谷口さんは「デジタルの場合は大量生産がいとも簡単だから、中国の違法コピー市場にはもってこいの商品」と指摘する。
 
 「千人回峰」は、比叡山の峰々を千日かけて歩き回り、悟りを開く天台宗の荒行「千日回峰」から拝借しました。千人の方々とお会いして、その哲学・行動の深淵に触れることで悟りを開きたいと願い、この連載を始めました。

 「人ありて我あり」は、私の座右の銘です。人は夢と希望がある限り、前に進むことができると考えています。中学生の頃から私を捕らえて放さないテーマ「人とはなんぞや」を掲げながら「千人回峰」に臨み、千通りの「人とはなんぞや」がみえたとき、「人ありて我あり」の「人」が私のなかでさらに昇華されるのではないか、と考えています。
株式会社BCN 社長 奥田喜久男
 
<1000分の第54回>

※編注:文中に登場する企業名は敬称を省略しました。
 

社会主義国にカルチャーショック

 奥田 対中国ビジネスに関しては、違法コピーの問題・売掛金回収の問題・法律の未整備の問題など、ネガティブなことが当たり前のようにあります。今日は谷口先生にそういった実情と、また中国ビジネスに希望が見出せるところなどもうかがえればと思っています。さっそくですが、そもそも、先生はいつ頃から中国に興味をもたれましたか。

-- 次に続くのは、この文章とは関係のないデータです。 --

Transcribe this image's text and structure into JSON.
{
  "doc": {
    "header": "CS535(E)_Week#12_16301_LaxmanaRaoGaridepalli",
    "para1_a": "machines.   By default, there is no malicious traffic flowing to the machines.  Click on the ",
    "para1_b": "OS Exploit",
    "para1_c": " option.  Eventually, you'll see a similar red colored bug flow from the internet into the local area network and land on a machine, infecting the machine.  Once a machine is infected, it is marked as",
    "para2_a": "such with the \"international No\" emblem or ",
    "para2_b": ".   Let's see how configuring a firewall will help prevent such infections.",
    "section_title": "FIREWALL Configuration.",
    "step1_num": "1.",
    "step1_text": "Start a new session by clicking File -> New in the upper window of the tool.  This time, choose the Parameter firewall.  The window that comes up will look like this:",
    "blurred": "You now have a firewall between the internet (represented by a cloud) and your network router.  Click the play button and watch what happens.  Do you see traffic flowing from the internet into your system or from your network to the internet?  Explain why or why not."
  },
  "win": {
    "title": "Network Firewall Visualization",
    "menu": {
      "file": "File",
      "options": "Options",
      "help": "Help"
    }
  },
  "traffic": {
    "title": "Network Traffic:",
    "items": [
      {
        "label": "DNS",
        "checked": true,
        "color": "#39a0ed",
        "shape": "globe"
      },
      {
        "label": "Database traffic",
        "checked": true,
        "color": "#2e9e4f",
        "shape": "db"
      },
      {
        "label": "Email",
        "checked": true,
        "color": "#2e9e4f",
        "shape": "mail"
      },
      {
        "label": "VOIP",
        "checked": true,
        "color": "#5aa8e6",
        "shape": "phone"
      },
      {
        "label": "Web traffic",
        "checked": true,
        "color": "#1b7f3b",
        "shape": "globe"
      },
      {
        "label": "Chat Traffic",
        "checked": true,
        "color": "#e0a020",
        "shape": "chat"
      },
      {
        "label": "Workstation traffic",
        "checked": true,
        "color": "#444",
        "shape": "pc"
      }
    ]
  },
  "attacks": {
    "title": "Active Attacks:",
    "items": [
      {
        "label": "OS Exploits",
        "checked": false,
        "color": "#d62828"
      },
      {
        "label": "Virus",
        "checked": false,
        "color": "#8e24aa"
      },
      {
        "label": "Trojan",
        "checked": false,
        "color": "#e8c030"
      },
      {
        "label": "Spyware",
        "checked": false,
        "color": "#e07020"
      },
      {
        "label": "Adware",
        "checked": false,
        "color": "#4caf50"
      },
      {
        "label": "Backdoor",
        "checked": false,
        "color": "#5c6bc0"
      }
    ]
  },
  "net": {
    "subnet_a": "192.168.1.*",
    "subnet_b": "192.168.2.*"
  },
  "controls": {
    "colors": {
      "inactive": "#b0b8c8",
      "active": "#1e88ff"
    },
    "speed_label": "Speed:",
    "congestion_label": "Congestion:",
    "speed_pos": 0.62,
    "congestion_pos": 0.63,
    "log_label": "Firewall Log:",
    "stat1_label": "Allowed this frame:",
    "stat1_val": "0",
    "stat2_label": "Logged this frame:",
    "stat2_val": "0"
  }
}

 谷口 私が中国に一番最初に行ったのは1988年のことです。

 奥田 天安門事件の…。

 谷口 そう、前年ですね。日中友好協会の訪中団の一員としてです。

 奥田 その訪中団は、どんなメンバーだったんですか。

 谷口 中国ビジネスに早くから進出する意欲のある企業の社長さんたちと、会計士・税理士・弁護士という私たち専門職の二つの団体で行きました。

 奥田 中国のどちらへ?

 谷口 上海と北京です。これが初めての中国でした。

 奥田 その訪中団に入ろうと思われたのには、どんなきっかけがあったのですか。

 谷口 弁護士の2年先輩に大阪出身の高橋正毅さんという、すでに中国に進出しておられた方がいて、その人に引っ張られて行ったというところです。

 奥田 その時の印象は?

 谷口 社会主義国に初めて行きましたから、カルチャーショックを受けました。

 奥田 行く前は、いやいやですか。

 谷口 そんなことはなかったですが、情報がない状態でした。行ってみて初めて、社会主義の国ってこんな状態なんだと…。

 奥田 こんなというと?

 谷口 街の風景は殺風景で、広告や看板がなかったですね。スローガンだけが目立って。ただ、改革・開放路線をとるとは謳ってましたけど…。当時はまだ中国に司法試験制度もありませんでしたし、弁護士といっても、大学の先生が片手間でアルバイト的にやっている状況でした。でも法的な知識が乏しいので、日本から弁護士を呼んで、人材育成に協力してもらおうという話は当時から出ていました。

 奥田 向こうの政府から。

 谷口 ええ。法律・法学教育をこれからやっていくので、人材養成に力を貸して欲しいと。先輩の高橋弁護士はもう中国で学生に「会社法」を教えていました。

 奥田 ほう。それで谷口先生にも日中の両国で仕事をしてもらいたいという意図が高橋先生にはあったんですね。

 谷口 ただ、残念なことに高橋弁護士はその後の、96年に癌で亡くなりました。

 奥田 志半ば、惜しいことでしたね。

 谷口 私のほうは、89年に天安門事件があって中国に対する興味が薄れましてね。韓国には興味がありましたから、それで、日韓弁護士協議会に入って、90年から98年まではそこでも活動していました。

 奥田 それからまた中国に戻ってこられるわけですね。何年ごろでしたか。

 谷口 そうですね。98年ごろからです。中国への進出する計画がある企業さんから相談があったものですから、考えを改めて、また中国にということで。